The economic evaluation model and framework proposed in this paper for the LNG value chain effectively handle diverse business combinations across different chain segments, providing a comprehensive view of costs and revenues. Unlike traditional evaluation methods, this model offers enhanced scope and adaptability, either upstream, like case 1, or downstream, like case 2. Its holistic approach to analyzing the value chain assists enterprises in identifying potential upstream and downstream collaboration opportunities, thereby mitigating risks through integrated chain processes.
This model and framework not only enable the economic valuation of assets but also support quantitative economic assessments that address the real-world business challenges encountered by enterprises investing in various chain segments. By integrating detailed cost–benefit analyses with strategic insights, it facilitates informed decision-making and strategic planning. Moreover, it enhances the understanding of operational dynamics and optimizes resource allocation across the entire LNG value chain, fostering sustainable growth and competitive advantage.
However, the method and model proposed in this paper have some limitations and can be improved in the future. They do not dynamically track the location and shipping routes of LNG ships, which is essential for optimizing shipping and sales strategies. Furthermore, the model lacks optimization methods or algorithms, reducing its practical applicability.
6. Conclusions
Compared to crude oil, LNG has higher production and global transportation costs and more challenging investment risks. Traditional evaluation and management methods for oil and gas projects are no longer adequate for the current complex LNG business models.

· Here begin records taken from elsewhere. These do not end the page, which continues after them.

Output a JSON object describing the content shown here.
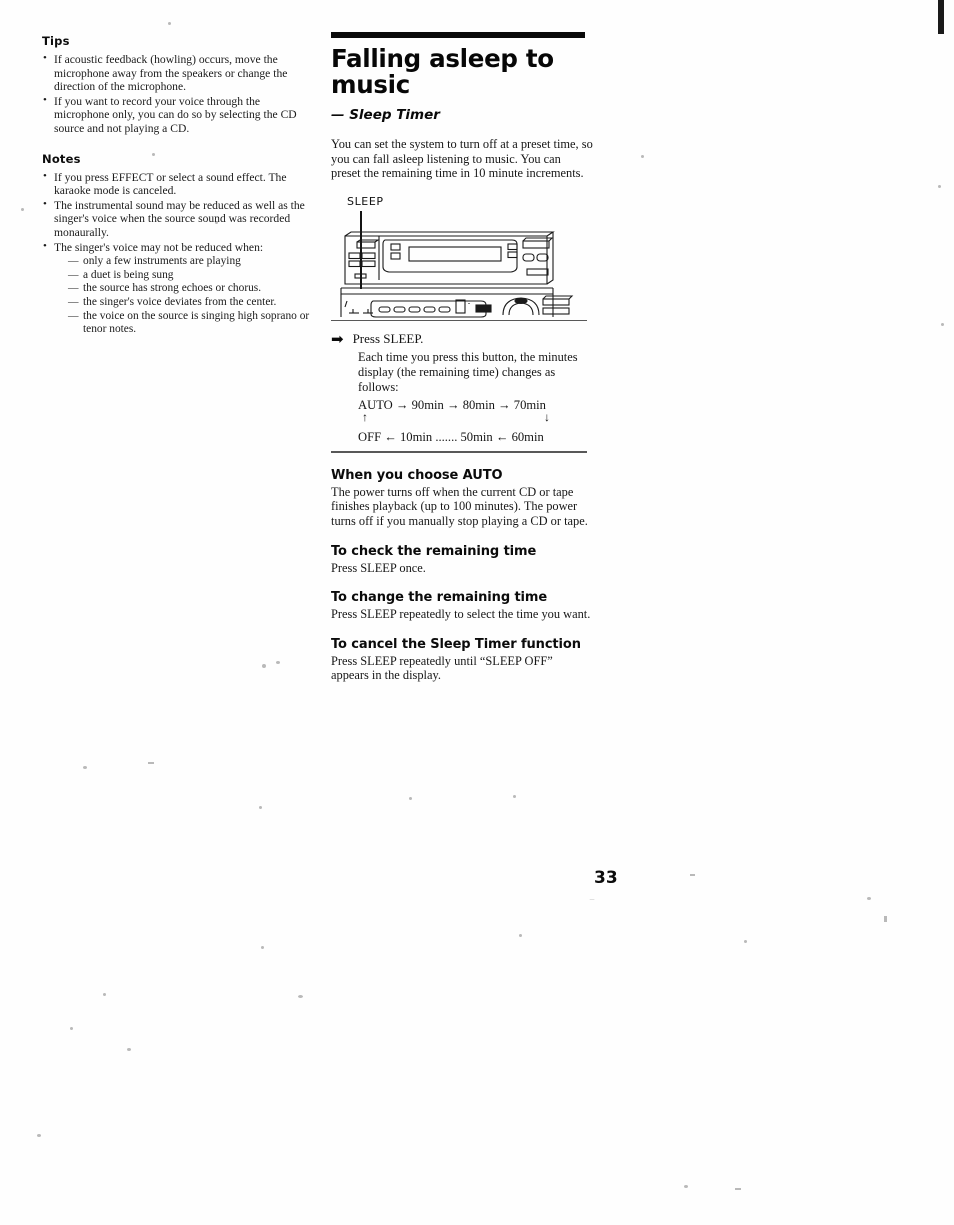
{
  "page": {
    "number": "33"
  },
  "left_column": {
    "tips": {
      "heading": "Tips",
      "items": [
        "If acoustic feedback (howling) occurs, move the microphone away from the speakers or change the direction of the microphone.",
        "If you want to record your voice through the microphone only, you can do so by selecting the CD source and not playing a CD."
      ]
    },
    "notes": {
      "heading": "Notes",
      "items": [
        "If you press EFFECT or select a sound effect. The karaoke mode is canceled.",
        "The instrumental sound may be reduced as well as the singer's voice when the source sound was recorded monaurally.",
        "The singer's voice may not be reduced when:"
      ],
      "sub_items": [
        "only a few instruments are playing",
        "a duet is being sung",
        "the source has strong echoes or chorus.",
        "the singer's voice deviates from the center.",
        "the voice on the source is singing high soprano or tenor notes."
      ]
    }
  },
  "right_column": {
    "title": "Falling asleep to music",
    "subtitle": "— Sleep Timer",
    "intro": "You can set the system to turn off at a preset time, so you can fall asleep listening to music. You can preset the remaining time in 10 minute increments.",
    "illustration": {
      "callout_label": "SLEEP",
      "description": "Front panel of the stereo system with the SLEEP button indicated"
    },
    "step": {
      "arrow": "➡",
      "instruction": "Press SLEEP.",
      "explanation": "Each time you press this button, the minutes display (the remaining time) changes as follows:",
      "cycle_top": "AUTO → 90min → 80min → 70min",
      "cycle_bottom": "OFF ← 10min ....... 50min ← 60min",
      "arrow_up": "↑",
      "arrow_down": "↓"
    },
    "sections": [
      {
        "heading": "When you choose AUTO",
        "body": "The power turns off when the current CD or tape finishes playback (up to 100 minutes). The power turns off if you manually stop playing a CD or tape."
      },
      {
        "heading": "To check the remaining time",
        "body": "Press SLEEP once."
      },
      {
        "heading": "To change the remaining time",
        "body": "Press SLEEP repeatedly to select the time you want."
      },
      {
        "heading": "To cancel the Sleep Timer function",
        "body": "Press SLEEP repeatedly until “SLEEP OFF” appears in the display."
      }
    ]
  }
}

This paper provides a comprehensive analysis of the business models and key factors across all segments of the LNG industry, including upstream, liquefaction, shipping, regasification, and consumption. It develops an economic evaluation framework applicable to various combinations of industry chain segments. For common commercial scenarios, models for both upstream and downstream integrated projects are established, followed by case analyses.
The integrated economic model for LNG business developed in this paper considers factors across all segments of the industry chain, enabling comprehensive economic evaluations for complex multi-segment business models. It also enhances the risk analysis of linkages and combinations within the LNG industry chain, optimizing the profitability of gas projects. This model offers significant practical value, aiding LNG investors in making informed investment decisions and optimizing their portfolios, thereby achieving better profitability.